In conclusion, our work has uncovered a mechanism by which high protein intake, through an increase in plasma leucine, causes mTORC1-mediated inhibition of monocyte/macrophage autophagy and subsequent atherogenesis. This has important clinical and public health implications because protein intake at any level above the minimum recommended daily intake of 0.8 g/kg/d is considered acceptable and safe and has become popular; however, the results from our studies suggest that high protein intake should be considered with caution.
Literature
[1] Zhang, X., Kapoor, D., Jeong, S. J., Fappi, A., Stitham, J., Shabrish, V., … & Razani, B. (2024). Identification of a leucine-mediated threshold effect governing macrophage mTOR signalling and cardiovascular risk. Nature Metabolism, 6(2), 359-377.
[2] Babygirija, R., & Lamming, D. W. (2021). The regulation of healthspan and lifespan by dietary amino acids. Translational medicine of aging, 5, 17-30.

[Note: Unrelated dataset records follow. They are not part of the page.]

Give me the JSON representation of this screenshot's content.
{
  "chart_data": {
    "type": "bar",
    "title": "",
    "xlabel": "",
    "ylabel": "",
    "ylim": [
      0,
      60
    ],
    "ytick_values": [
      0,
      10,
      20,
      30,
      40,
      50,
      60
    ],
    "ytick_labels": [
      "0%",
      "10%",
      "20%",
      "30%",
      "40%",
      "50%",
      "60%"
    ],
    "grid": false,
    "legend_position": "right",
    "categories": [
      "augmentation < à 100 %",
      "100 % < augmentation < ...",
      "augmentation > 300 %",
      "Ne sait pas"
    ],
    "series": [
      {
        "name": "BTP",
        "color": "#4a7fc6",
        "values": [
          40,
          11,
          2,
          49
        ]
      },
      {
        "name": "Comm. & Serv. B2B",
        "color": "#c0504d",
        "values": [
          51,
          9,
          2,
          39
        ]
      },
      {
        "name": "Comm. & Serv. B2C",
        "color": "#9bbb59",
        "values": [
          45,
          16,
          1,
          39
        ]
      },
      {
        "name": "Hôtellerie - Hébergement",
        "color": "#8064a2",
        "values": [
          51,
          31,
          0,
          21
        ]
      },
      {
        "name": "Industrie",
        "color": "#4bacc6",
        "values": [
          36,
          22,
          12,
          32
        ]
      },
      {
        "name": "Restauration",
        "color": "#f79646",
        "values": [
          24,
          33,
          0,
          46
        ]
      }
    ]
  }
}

[3] Zhang, X., Sergin, I., Evans, T. D., Jeong, S. J., Rodriguez-Velez, A., Kapoor, D., … & Razani, B. (2020). High-protein diets increase cardiovascular risk by activating macrophage mTOR to suppress mitophagy. Nature metabolism, 2(1), 110-125.
[4] Parkhitko, A. A., Wang, L., Filine, E., Jouandin, P., Leshchiner, D., Binari, R., … & Perrimon, N. (2021). A genetic model of methionine restriction extends Drosophila health-and lifespan. Proceedings of the National Academy of Sciences, 118(40), e2110387118.